Omar Clavero (Spain)

Catalan Institute of Oncology (ICO) - IDIBELL Cancer Epidemiology Research Programme

Presenter of 1 Presentation

Clinical Research / Diagnosis and Management of Cervical Cancer and Its’ Precursors ePoster

REPRODUCIBILITY OF THE NEW CLASSIFICATION OF CERVICAL ADENOCARCINOMAS (ID 1340)

Abstract

Introduction

HPV is identified in almost all squamous invasive cervical carcinomas and a high proportion of adenocarcinomas. HPV involvement in cervical adenocarcinoma is between 8.3% - 71.8% depending on the histological subtype. A new morphological classification of adenocarcinomas has been proposed where ADC are classified based on the presence or absence of HPV infection-related features (IECC, International Endocervical Adenocarcinoma Criteria and Classification, 2017). Two adenocarcinoma groups were established: HPV-associated (HPVA) and non-HPV associated (NHPVA).

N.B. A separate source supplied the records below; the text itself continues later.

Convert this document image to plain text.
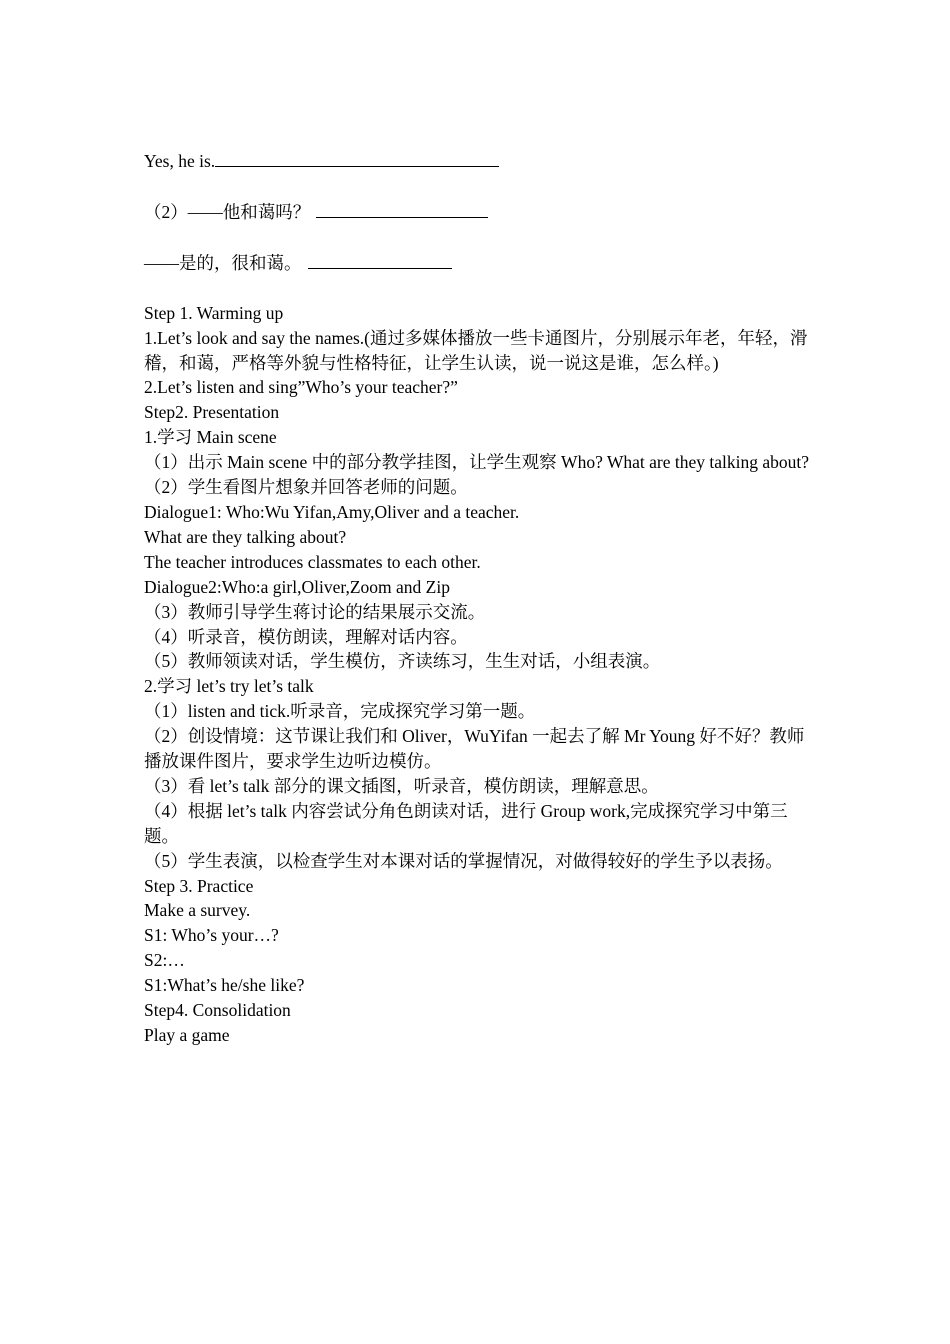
Yes, he is.

（2）——他和蔼吗？

——是的，很和蔼。

Step 1. Warming up

1.Let’s look and say the names.(通过多媒体播放一些卡通图片，分别展示年老，年轻，滑稽，和蔼，严格等外貌与性格特征，让学生认读，说一说这是谁，怎么样。)

2.Let’s listen and sing”Who’s your teacher?”

Step2. Presentation

1.学习 Main scene

（1）出示 Main scene 中的部分教学挂图，让学生观察 Who? What are they talking about?

（2）学生看图片想象并回答老师的问题。

Dialogue1: Who:Wu Yifan,Amy,Oliver and a teacher.

What are they talking about?

The teacher introduces classmates to each other.

Dialogue2:Who:a girl,Oliver,Zoom and Zip

（3）教师引导学生蒋讨论的结果展示交流。

（4）听录音，模仿朗读，理解对话内容。

（5）教师领读对话，学生模仿，齐读练习，生生对话，小组表演。

2.学习 let’s try let’s talk

（1）listen and tick.听录音，完成探究学习第一题。

（2）创设情境：这节课让我们和 Oliver，WuYifan 一起去了解 Mr Young 好不好？教师播放课件图片，要求学生边听边模仿。

（3）看 let’s talk 部分的课文插图，听录音，模仿朗读，理解意思。

（4）根据 let’s talk 内容尝试分角色朗读对话，进行 Group work,完成探究学习中第三题。

（5）学生表演，以检查学生对本课对话的掌握情况，对做得较好的学生予以表扬。

Step 3. Practice

Make a survey.

S1: Who’s your…?

S2:…

S1:What’s he/she like?

Step4. Consolidation

Play a game
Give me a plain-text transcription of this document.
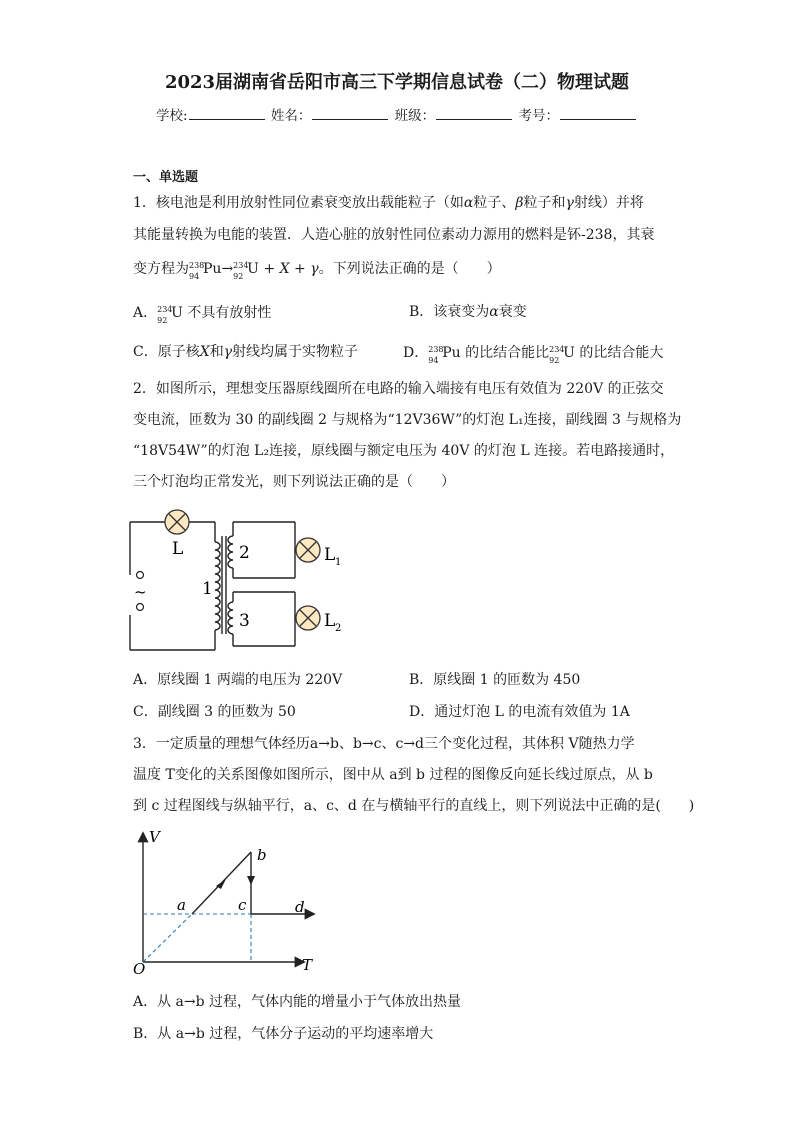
2023届湖南省岳阳市高三下学期信息试卷（二）物理试题
学校:	姓名：	班级：	考号：
一、单选题
1．核电池是利用放射性同位素衰变放出载能粒子（如α粒子、β粒子和γ射线）并将
其能量转换为电能的装置．人造心脏的放射性同位素动力源用的燃料是钚-238，其衰
变方程为 238
94 Pu→ 234
92 U + X + γ。下列说法正确的是（　　）
A． 234
92 U 不具有放射性	B．该衰变为α衰变
C．原子核X和γ射线均属于实物粒子	D． 238
94 Pu 的比结合能比 234
92 U 的比结合能大
2．如图所示，理想变压器原线圈所在电路的输入端接有电压有效值为 220V 的正弦交
变电流，匝数为 30 的副线圈 2 与规格为“12V36W”的灯泡 L₁连接，副线圈 3 与规格为
“18V54W”的灯泡 L₂连接，原线圈与额定电压为 40V 的灯泡 L 连接。若电路接通时，
三个灯泡均正常发光，则下列说法正确的是（　　）
L
1
2
3
L 1
L 2
~
A．原线圈 1 两端的电压为 220V	B．原线圈 1 的匝数为 450
C．副线圈 3 的匝数为 50	D．通过灯泡 L 的电流有效值为 1A
3．一定质量的理想气体经历a→b、b→c、c→d三个变化过程，其体积 V随热力学
温度 T变化的关系图像如图所示，图中从 a到 b 过程的图像反向延长线过原点，从 b
到 c 过程图线与纵轴平行，a、c、d 在与横轴平行的直线上，则下列说法中正确的是(　　)
V
T
O
a
b
c	d
A．从 a→b 过程，气体内能的增量小于气体放出热量
B．从 a→b 过程，气体分子运动的平均速率增大
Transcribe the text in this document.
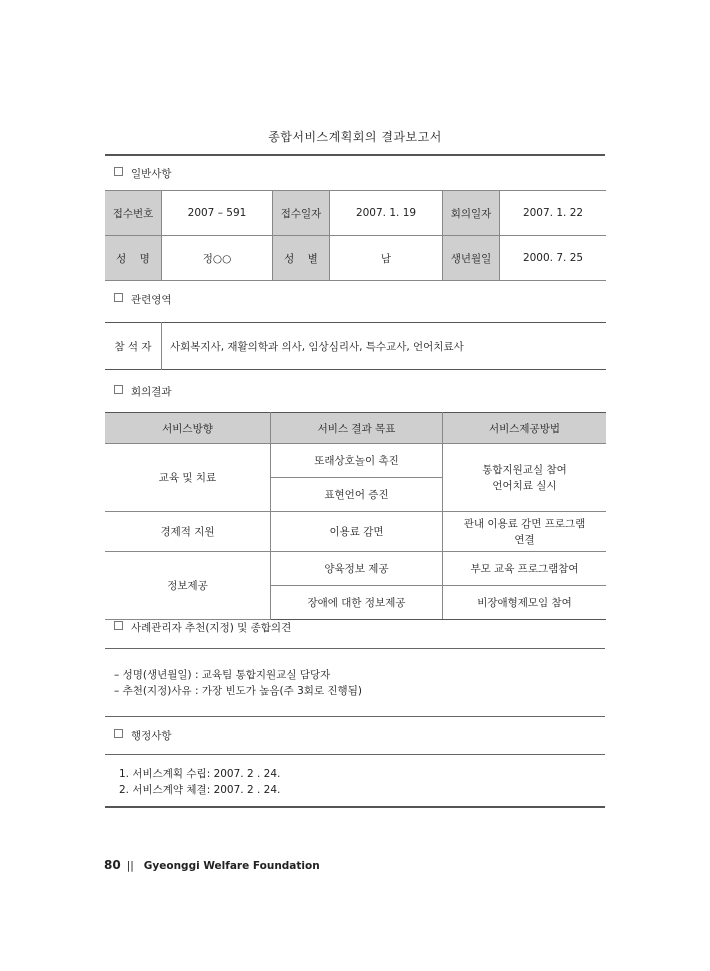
종합서비스계획회의 결과보고서
일반사항
접수번호	2007 – 591	접수일자	2007. 1. 19	회의일자	2007. 1. 22
성    명	정○○	성    별	남	생년월일	2000. 7. 25
관련영역
참 석 자	사회복지사, 재활의학과 의사, 임상심리사, 특수교사, 언어치료사
회의결과
서비스방향	서비스 결과 목표	서비스제공방법
교육 및 치료	또래상호놀이 촉진	통합지원교실 참여
언어치료 실시

	표현언어 증진	
경제적 지원	이용료 감면	관내 이용료 감면 프로그램
연결

정보제공	양육정보 제공	부모 교육 프로그램참여
	장애에 대한 정보제공	비장애형제모임 참여
사례관리자 추천(지정) 및 종합의견
– 성명(생년월일) : 교육팀 통합지원교실 담당자
– 추천(지정)사유 : 가장 빈도가 높음(주 3회로 진행됨)
행정사항
1. 서비스계획 수립: 2007. 2 . 24.
2. 서비스계약 체결: 2007. 2 . 24.
80 || Gyeonggi Welfare Foundation
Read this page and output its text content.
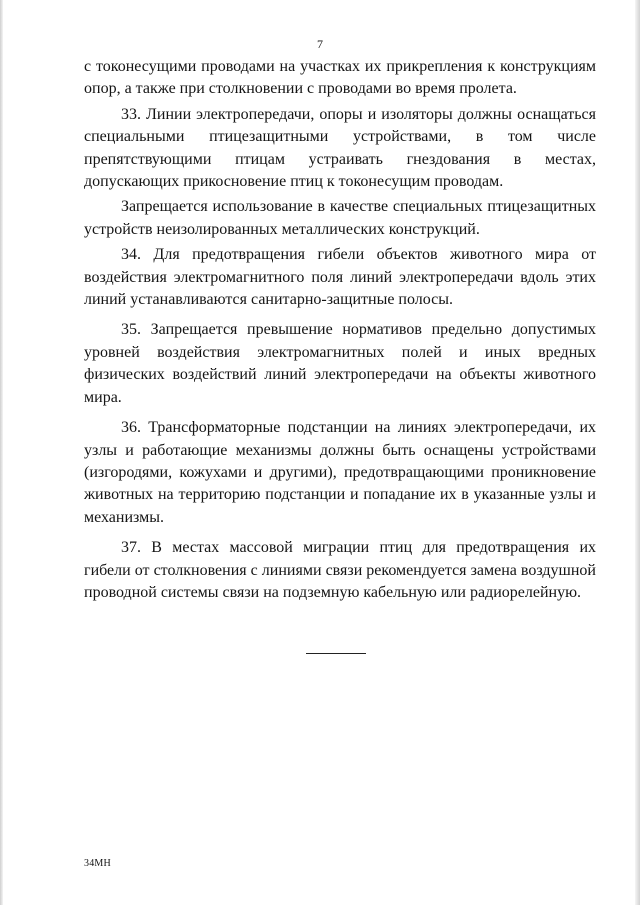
7

с токонесущими проводами на участках их прикрепления к конструкциям опор, а также при столкновении с проводами во время пролета.

33. Линии электропередачи, опоры и изоляторы должны оснащаться специальными птицезащитными устройствами, в том числе препятствующими птицам устраивать гнездования в местах, допускающих прикосновение птиц к токонесущим проводам.

Запрещается использование в качестве специальных птицезащитных устройств неизолированных металлических конструкций.

34. Для предотвращения гибели объектов животного мира от воздействия электромагнитного поля линий электропередачи вдоль этих линий устанавливаются санитарно-защитные полосы.

35. Запрещается превышение нормативов предельно допустимых уровней воздействия электромагнитных полей и иных вредных физических воздействий линий электропередачи на объекты животного мира.

36. Трансформаторные подстанции на линиях электропередачи, их узлы и работающие механизмы должны быть оснащены устройствами (изгородями, кожухами и другими), предотвращающими проникновение животных на территорию подстанции и попадание их в указанные узлы и механизмы.

37. В местах массовой миграции птиц для предотвращения их гибели от столкновения с линиями связи рекомендуется замена воздушной проводной системы связи на подземную кабельную или радиорелейную.

34МН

The objective is to evaluate the reproducibility of IECC morphological criteria with a highly sensitive HPV testing in our own series of cervical adenocarcinomas.

Methods

We identified sixty-nine incident cases of endocervical adenocarcinoma identified through Tarragona and Girona cancer registries (Catalonia) between 1998-2007. All adenocarcinoma hematoxylin and eosin (HE) slides were reviewed by two expert pathologists and classified in accordance with the IECC system. HPV DNA was done using SPF-10 PCR/DEIA/LiPA25. Demographic and clinical information was retrieved from the cancer registry databases.

Results

The morphological diagnostic distribution was; HPVA (n=51): usual -type (56.5%), mucinous, not otherwise specified (10.1%); villoglandular (4.3%), mucinous, intestinal type (2.9%); NHPVA (n=18): clear cell adenocarcinoma (8.7%), gastric-type adenocarcinoma (7.2%), endometroid adenocarcinoma (5.8%), serous adenocarcinoma (2.9%) and mesonephric carcinoma (1.4%). The mean patient’s age in HPVA was 50.4, compared to 55.4 in NHPVA (p>0.05). HPV was identified in 68.6% of HPVA tumors and in 5.6% of NHPVA tumors (p<0.05). Tumor stage IV at diagnosis was 7.8% in HPVA and 16.7% in NHPVA (p>0.05). Finally, 27.5% of HPVA patients dead by cervical cancer compared to 33.3% of NHPVA (p>0.05).

Conclusions

Our results using IECC criteria with HE are supported by HPV detection results. The use of a specific immuno-marker p16, and HPV detection would help in complex diagnosis.